Re: [PATCH v4 00/30] Live Update Orchestrator

From: Jason Gunthorpe

Date: Fri Oct 10 2025 - 11:01:39 EST


On Thu, Oct 09, 2025 at 07:50:12PM -0400, Pasha Tatashin wrote:
> > This can look something like:
> >
> > hugetlb_luo_preserve_folio(folio, ...);
> >
> > Nice and simple.
> >
> > Compare this with the new proposed API:
> >
> > liveupdate_fh_global_state_get(h, &hugetlb_data);
> > // This will have update serialized state now.
> > hugetlb_luo_preserve_folio(hugetlb_data, folio, ...);
> > liveupdate_fh_global_state_put(h);
> >
> > We do the same thing but in a very complicated way.
> >
> > - When the system-wide preserve happens, the hugetlb subsystem gets a
> > callback to serialize. It converts its runtime global state to
> > serialized state since now it knows no more FDs will be added.
> >
> > With the new API, this doesn't need to be done since each FD prepare
> > already updates serialized state.
> >
> > - If there are no hugetlb FDs, then the hugetlb subsystem doesn't put
> > anything in LUO. This is same as new API.
> >
> > - If some hugetlb FDs are not restored after liveupdate and the finish
> > event is triggered, the subsystem gets its finish() handler called and
> > it can free things up.
> >
> > I don't get how that would work with the new API.
>
> The new API isn't more complicated; It codifies the common pattern of
> "create on first use, destroy on last use" into a reusable helper,
> saving each file handler from having to reinvent the same reference
> counting and locking scheme. But, as you point out, subsystems provide
> more control, specifically they handle full creation/free instead of
> relying on file-handlers for that.

I'd say hugetlb *should* be doing the more complicated thing. We
should not have global static data for luo floating around the kernel,
this is too easily abused in bad ways.

The above "complicated" sequence forces the caller to have a fd
session handle, and "hides" the global state inside luo so the
subsystem can't just randomly reach into it whenever it likes.

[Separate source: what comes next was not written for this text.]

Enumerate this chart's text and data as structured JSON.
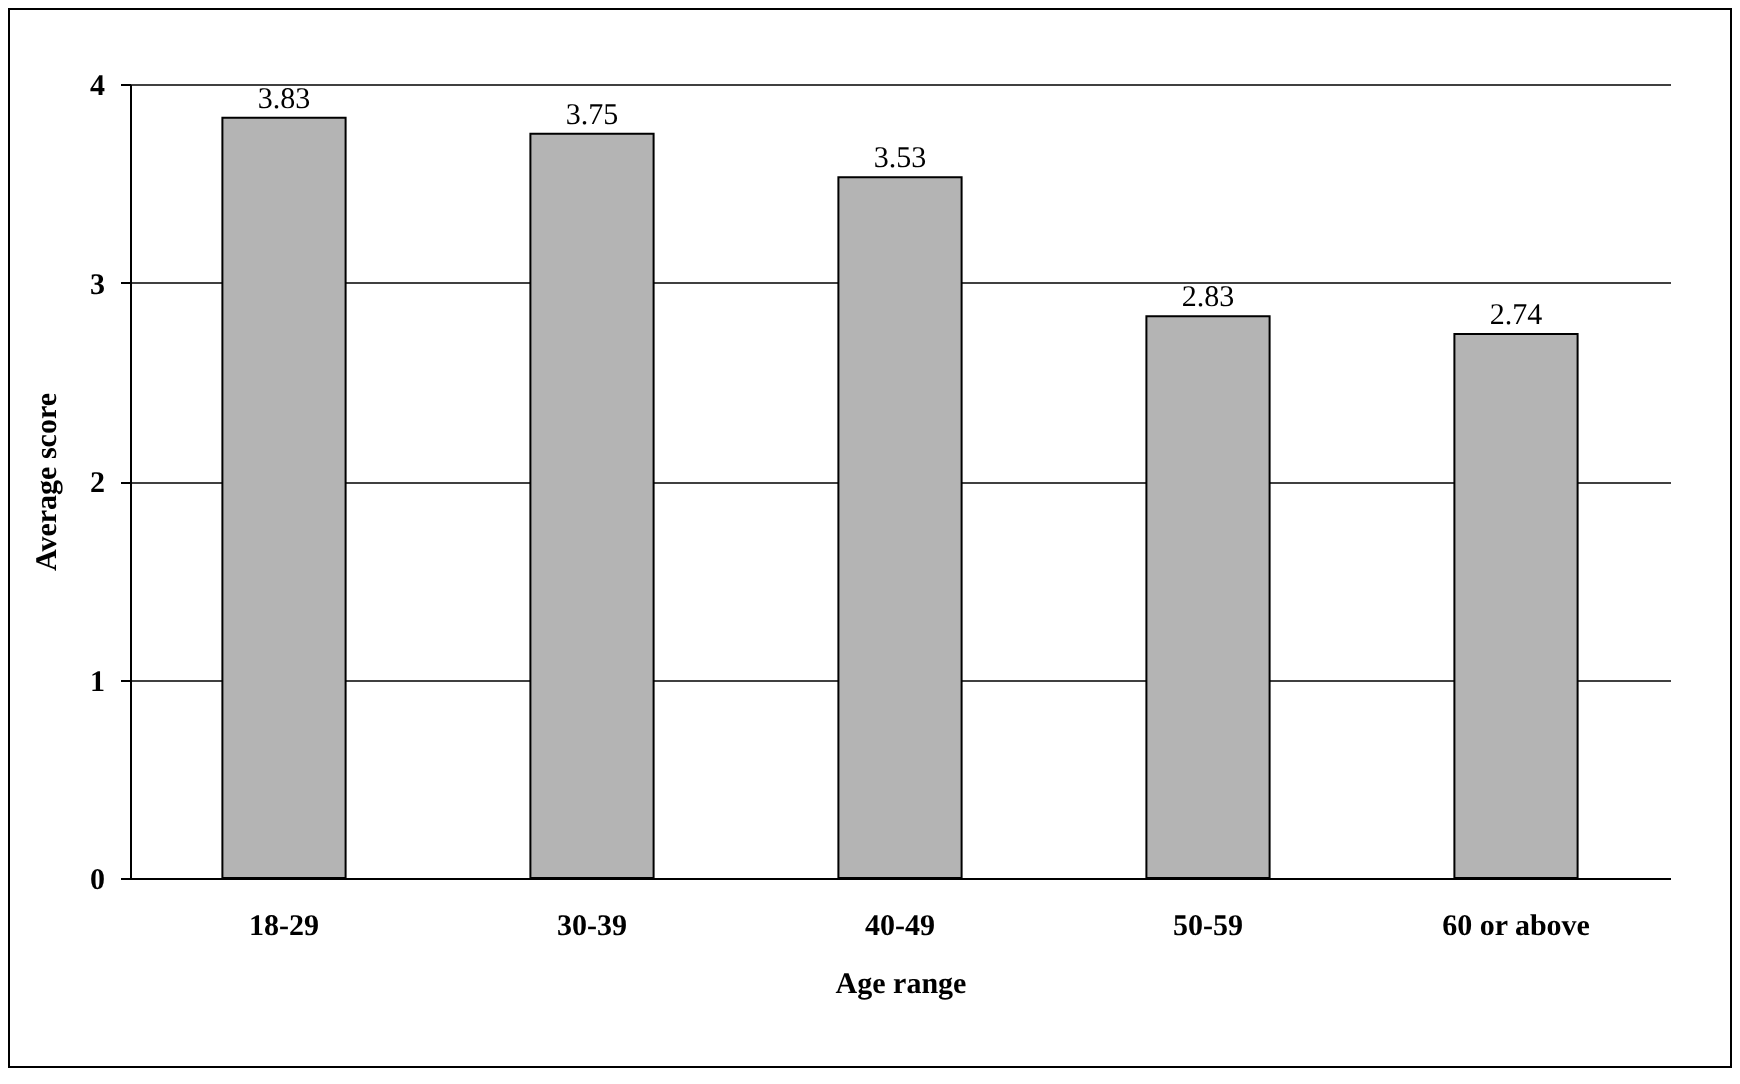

This is a deliberate and violent way to force clean coding practices
and good layering.

Not sure why hugetlb pools would need another xarray??

1) Use a vmalloc and store a list of the PFNs in the pool. Pool becomes
frozen, can't add/remove PFNs.
2) Require the users of hugetlb memory, like memfd, to
preserve/restore the folios they are using (using their hugetlb order)
3) Just before kexec run over the PFN list and mark a bit if the folio
was preserved by KHO or not. Make sure everything gets KHO
preserved.

Restore puts the PFNs that were not preserved directly in the free
pool, the end user of the folio like the memfd restores and eventually
normally frees the other folios.

It is simple and fits nicely into the infrastructure here, where the
first time you trigger a global state it does the pfn list and
freezing, and the lifecycle and locking for this operation is directly
managed by luo.

The memfd, when it knows it has hugetlb folios inside it, would
trigger this.

Jason